In my last post, I talked about why I study Decroux and extolled the brilliance of his technique. So the natural question is, if it’s so great why haven’t I dedicated myself fully to Corporeal Mime? The answer to that lies in the distinction between technique and style, and whether the two can ever truly be separated. Decroux’s focus was on creating a technique apart from stylistic considerations. And to some degree, he succeeded. However, I have never seen anyone who had studied the technique in depth who was not also affected by Decroux’s style. And stylistically, I am more of a Marceau/Red Skelton/Animaniacs kind of girl.
Decroux’s style was abstract, which in any medium is difficult to do in a way that reaches a broad audience. I have seen “pure” Decroux performances that were profoundly touching and powerful. I have also seen performances that just left me scratching my head. Often, which experience an audience member walks away with depends as much on their own condition and history as it does on the performance. I admire the courage to take that risk, and the payoff can be amazing when it connects. I have even been known to delve into that world myself, but it is not my default setting. It is important to me that my audience be able to follow some thread, be it narrative or character-driven. (Even so, it’s amazing the variance in interpretations I sometimes hear.)

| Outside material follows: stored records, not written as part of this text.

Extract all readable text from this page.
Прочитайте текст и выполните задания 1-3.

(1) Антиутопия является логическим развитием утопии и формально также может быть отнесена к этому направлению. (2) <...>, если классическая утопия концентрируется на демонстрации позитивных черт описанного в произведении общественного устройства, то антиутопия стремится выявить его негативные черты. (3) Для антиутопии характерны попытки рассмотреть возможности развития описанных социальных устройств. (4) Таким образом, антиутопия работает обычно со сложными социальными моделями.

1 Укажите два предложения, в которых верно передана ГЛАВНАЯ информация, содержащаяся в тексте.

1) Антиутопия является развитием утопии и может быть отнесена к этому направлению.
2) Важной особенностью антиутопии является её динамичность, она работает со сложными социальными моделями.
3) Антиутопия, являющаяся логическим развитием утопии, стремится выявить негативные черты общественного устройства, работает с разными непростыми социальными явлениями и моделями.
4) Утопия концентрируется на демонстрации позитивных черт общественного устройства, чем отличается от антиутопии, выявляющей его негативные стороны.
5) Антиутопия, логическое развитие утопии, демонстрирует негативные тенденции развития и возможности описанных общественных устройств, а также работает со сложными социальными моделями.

I liken Decroux’s Corporeal Mime to the role of ballet in the dance world. If you want to be a dancer of any kind, you can only benefit from ballet training. I don’t know any serious modern dancer who didn’t start with ballet – and if they did not, it’s usually obvious. Likewise, if you want to be a movement actor, you can only benefit from studying Decroux. But that doesn’t mean you can’t also delve into the methodology of Jaques Lecoq, or look to the Marx Bros. for inspiration.